GIGABYTE MZ72-HB0 Long Idle result was powered off with the BMC controller on - normally this test is idle in the OS and left until the display turns off. It just goes to show how much power keeps the BMC going.
When comparing power consumption figures to other AMD EPYC/Threadripper boards we've tested, we don't really have any main comparison points. In the EPYC 7351P testing, we were using a single CPU at 170 W, whereas in the GIGABYTE, we have two AMD EPYC 7763 processors which each have a 280 W TDP. At full load, is monstrous on the power with a peak power reading of 782 W at the wall. In our long idle test, the board was powered down barring the BMC controller, which is apparent in our figures with a low power reading of just 14.6 W.
Non-UEFI POST Time
Different motherboards have different POST sequences before an operating system is initialized. A lot of this is dependent on the board itself, and POST boot time is determined by the controllers on board (and the sequence of how those extras are organized). As part of our testing, we look at the POST Boot Time using a stopwatch. This is the time from pressing the ON button on the computer to when Windows starts loading. (We discount Windows loading as it is highly variable given Windows-specific features.)
When it came to POST time testing, we typically see that server and workstation models have a much longer POST time than conventional desktop models. This is due to controller initializations and as such, the GIGABYTE takes between two to three minutes to boot into Windows. With non-essential controllers disabled including networking, we did manage to shave an additional 15 seconds off the default POST time.

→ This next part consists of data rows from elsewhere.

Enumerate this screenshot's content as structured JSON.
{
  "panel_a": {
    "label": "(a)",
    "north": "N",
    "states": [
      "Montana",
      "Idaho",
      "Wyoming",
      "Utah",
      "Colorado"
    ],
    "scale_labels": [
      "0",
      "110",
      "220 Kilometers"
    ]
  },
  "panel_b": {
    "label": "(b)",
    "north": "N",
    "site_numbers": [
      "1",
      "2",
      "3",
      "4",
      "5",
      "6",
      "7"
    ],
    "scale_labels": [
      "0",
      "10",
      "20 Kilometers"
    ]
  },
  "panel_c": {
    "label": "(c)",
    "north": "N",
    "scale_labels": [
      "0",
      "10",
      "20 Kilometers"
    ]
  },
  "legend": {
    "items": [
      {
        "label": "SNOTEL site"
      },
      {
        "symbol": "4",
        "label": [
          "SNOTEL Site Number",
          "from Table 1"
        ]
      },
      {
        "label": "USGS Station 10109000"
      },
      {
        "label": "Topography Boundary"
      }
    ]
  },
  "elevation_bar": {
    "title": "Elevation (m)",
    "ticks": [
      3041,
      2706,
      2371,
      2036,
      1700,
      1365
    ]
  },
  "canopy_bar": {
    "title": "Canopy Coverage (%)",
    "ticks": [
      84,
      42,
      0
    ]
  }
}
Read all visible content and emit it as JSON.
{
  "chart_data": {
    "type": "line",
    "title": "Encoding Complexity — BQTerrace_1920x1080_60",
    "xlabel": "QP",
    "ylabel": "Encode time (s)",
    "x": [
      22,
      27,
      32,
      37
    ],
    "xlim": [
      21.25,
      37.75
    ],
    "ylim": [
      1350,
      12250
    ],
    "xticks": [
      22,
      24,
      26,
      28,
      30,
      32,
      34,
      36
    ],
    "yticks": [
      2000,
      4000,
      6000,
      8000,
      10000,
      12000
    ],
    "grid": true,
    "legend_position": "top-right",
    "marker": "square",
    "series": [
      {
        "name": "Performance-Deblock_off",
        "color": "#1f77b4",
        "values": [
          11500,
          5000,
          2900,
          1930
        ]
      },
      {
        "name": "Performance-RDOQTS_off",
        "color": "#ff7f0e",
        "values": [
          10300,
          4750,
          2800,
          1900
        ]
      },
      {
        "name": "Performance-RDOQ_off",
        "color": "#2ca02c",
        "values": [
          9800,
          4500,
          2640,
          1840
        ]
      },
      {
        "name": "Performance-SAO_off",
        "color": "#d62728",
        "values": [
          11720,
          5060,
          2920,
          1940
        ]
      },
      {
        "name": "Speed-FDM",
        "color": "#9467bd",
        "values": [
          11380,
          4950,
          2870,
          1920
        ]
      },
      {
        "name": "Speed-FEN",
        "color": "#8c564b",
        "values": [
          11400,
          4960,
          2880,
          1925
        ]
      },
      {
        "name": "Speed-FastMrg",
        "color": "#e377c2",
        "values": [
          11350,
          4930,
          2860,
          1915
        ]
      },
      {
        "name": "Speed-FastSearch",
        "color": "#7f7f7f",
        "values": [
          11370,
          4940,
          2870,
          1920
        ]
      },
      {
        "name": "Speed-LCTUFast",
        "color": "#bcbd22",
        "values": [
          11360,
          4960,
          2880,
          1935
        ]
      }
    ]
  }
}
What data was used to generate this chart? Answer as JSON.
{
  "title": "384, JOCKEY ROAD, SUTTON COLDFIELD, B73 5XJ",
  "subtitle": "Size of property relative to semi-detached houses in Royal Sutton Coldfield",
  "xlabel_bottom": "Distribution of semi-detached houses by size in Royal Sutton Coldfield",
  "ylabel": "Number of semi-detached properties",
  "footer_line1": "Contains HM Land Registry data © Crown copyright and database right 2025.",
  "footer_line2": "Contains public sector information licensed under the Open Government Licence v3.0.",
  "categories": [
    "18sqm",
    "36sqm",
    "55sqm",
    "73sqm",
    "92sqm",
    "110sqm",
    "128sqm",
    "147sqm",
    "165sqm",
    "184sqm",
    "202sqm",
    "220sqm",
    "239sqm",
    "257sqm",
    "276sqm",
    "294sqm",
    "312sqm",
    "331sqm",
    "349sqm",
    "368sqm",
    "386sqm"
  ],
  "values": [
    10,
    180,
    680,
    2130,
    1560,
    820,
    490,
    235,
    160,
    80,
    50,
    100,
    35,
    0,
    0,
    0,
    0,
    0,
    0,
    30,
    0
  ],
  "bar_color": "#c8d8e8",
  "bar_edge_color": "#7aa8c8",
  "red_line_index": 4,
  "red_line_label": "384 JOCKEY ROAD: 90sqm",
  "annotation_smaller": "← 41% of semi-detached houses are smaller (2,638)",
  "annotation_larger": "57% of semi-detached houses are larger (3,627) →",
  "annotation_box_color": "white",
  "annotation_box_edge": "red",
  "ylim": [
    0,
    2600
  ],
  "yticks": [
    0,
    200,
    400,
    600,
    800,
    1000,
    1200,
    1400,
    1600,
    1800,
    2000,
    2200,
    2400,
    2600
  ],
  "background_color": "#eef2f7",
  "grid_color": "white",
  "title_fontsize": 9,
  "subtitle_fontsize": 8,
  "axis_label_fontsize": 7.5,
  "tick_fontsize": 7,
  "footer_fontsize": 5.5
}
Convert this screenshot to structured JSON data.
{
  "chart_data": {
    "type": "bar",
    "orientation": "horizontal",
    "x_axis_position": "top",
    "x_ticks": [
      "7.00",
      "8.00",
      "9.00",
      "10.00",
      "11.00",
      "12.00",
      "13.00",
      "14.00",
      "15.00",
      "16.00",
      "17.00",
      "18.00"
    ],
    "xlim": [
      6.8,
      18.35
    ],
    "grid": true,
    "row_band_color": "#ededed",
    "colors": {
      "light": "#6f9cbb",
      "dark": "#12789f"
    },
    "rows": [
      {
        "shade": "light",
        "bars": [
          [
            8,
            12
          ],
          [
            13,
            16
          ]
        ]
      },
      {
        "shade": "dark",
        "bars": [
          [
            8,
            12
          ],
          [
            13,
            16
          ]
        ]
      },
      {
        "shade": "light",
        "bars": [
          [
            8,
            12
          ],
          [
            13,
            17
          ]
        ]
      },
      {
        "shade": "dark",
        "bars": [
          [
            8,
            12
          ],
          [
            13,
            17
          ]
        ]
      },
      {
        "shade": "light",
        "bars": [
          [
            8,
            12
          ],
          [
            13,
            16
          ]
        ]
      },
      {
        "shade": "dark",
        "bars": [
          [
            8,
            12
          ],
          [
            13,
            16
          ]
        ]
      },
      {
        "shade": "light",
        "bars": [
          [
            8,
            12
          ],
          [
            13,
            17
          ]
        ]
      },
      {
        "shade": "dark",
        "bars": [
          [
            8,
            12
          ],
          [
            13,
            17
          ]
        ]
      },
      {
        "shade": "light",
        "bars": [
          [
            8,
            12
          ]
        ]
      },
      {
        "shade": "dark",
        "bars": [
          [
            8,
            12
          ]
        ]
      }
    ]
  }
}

Deferred Procedure Call latency is a way in which Windows handles interrupt servicing. In order to wait for a processor to acknowledge the request, the system will queue all interrupt requests by priority. Critical interrupts will be handled as soon as possible, whereas lesser priority requests such as audio will be further down the line. If the audio device requires data, it will have to wait until the request is processed before the buffer is filled.
If the device drivers of higher priority components in a system are poorly implemented, this can cause delays in request scheduling and process time. This can lead to an empty audio buffer and characteristic audible pauses, pops and clicks. The DPC latency checker measures how much time is taken processing DPCs from driver invocation. The lower the value will result in better audio transfer at smaller buffer sizes. Results are measured in microseconds.
Typically server and workstation motherboards aren't optimized for DPC latency out of the box, and as we test DPC at default settings, the GIGABYTE is certainly not optimized for this.